High Court Refuses to Hear Affirmative Action Case
UT president says university will continue to search for ways to serve all of the state’s population
University of Texas officials say they are disappointed by the U.S. Supreme Court’s refusal to hear their challenge to the Hopwood decision, but vowed to continue “vigorous efforts to enroll students of all races.”
“At some point, the court will take a case involving these issues and will resolve them for the nation as a whole,” says university President Larry Faulkner. “For now, we will keep searching for creative and legal ways to serve all of the populations of Texas.”
By declining the school’s request to consider their case, the court let stand a 1996 order prohibiting any consideration of race for admissions to the university’s law school. The case stems from a 1992 lawsuit in which four White students sued after they were denied admission to the UT law school. The case is named after Cheryl Hopwood, one of the four students.
The students said they were denied admission because the school gave preferential treatment to less-qualified Hispanic and Black applicants. While parts of their argument were rejected, a federal judge found the university had an unconstitutional admissions policy.

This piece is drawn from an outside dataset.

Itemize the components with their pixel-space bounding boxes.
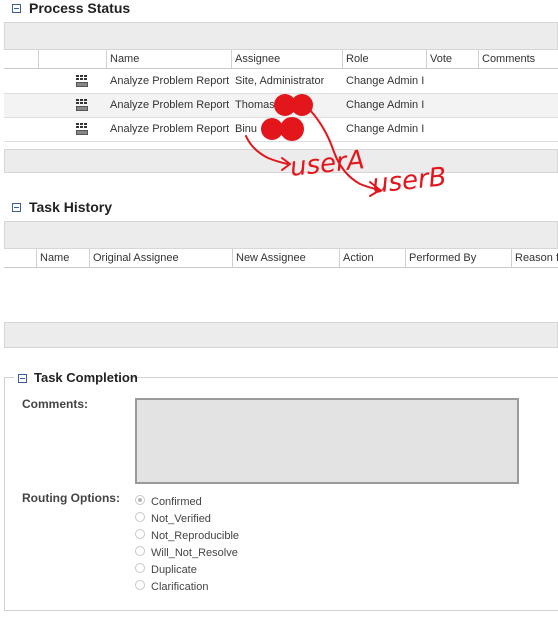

Later, former Attorney General Dan Morales interpreted the rulings to apply to scholarships and financial aid as well.
The UT system and most other state universities in Texas stopped using affirmative action for scholarships and financial aid. Many blamed the ruling for a subsequent drop in minority enrollment across the state.
Since then, universities have been able to boost minority enrollment through laws that grant automatic admission to the top 10 percent of high-school graduates.
Law school Dean William Powers says the school will continue to push for a diverse student body. The law school now considers a range of factors, including grades, test scores, work experience, military service, regional origin and past economic or social disadvantage.
“We will continue our vigorous attempts to enroll students of all races within the limits imposed by the courts,” Powers says.
Texas law professor Douglas Laycock says last month’s ruling should have little impact beyond the Texas border.
“Today’s order resolves nothing,” Laycock says, noting that in May, the Supreme Court upheld a decision allowing the use of race as a factor in admission to the University of Washington law school. (See Black Issues, June 21.)
A similar case from Michigan could reach the Supreme Court within a year.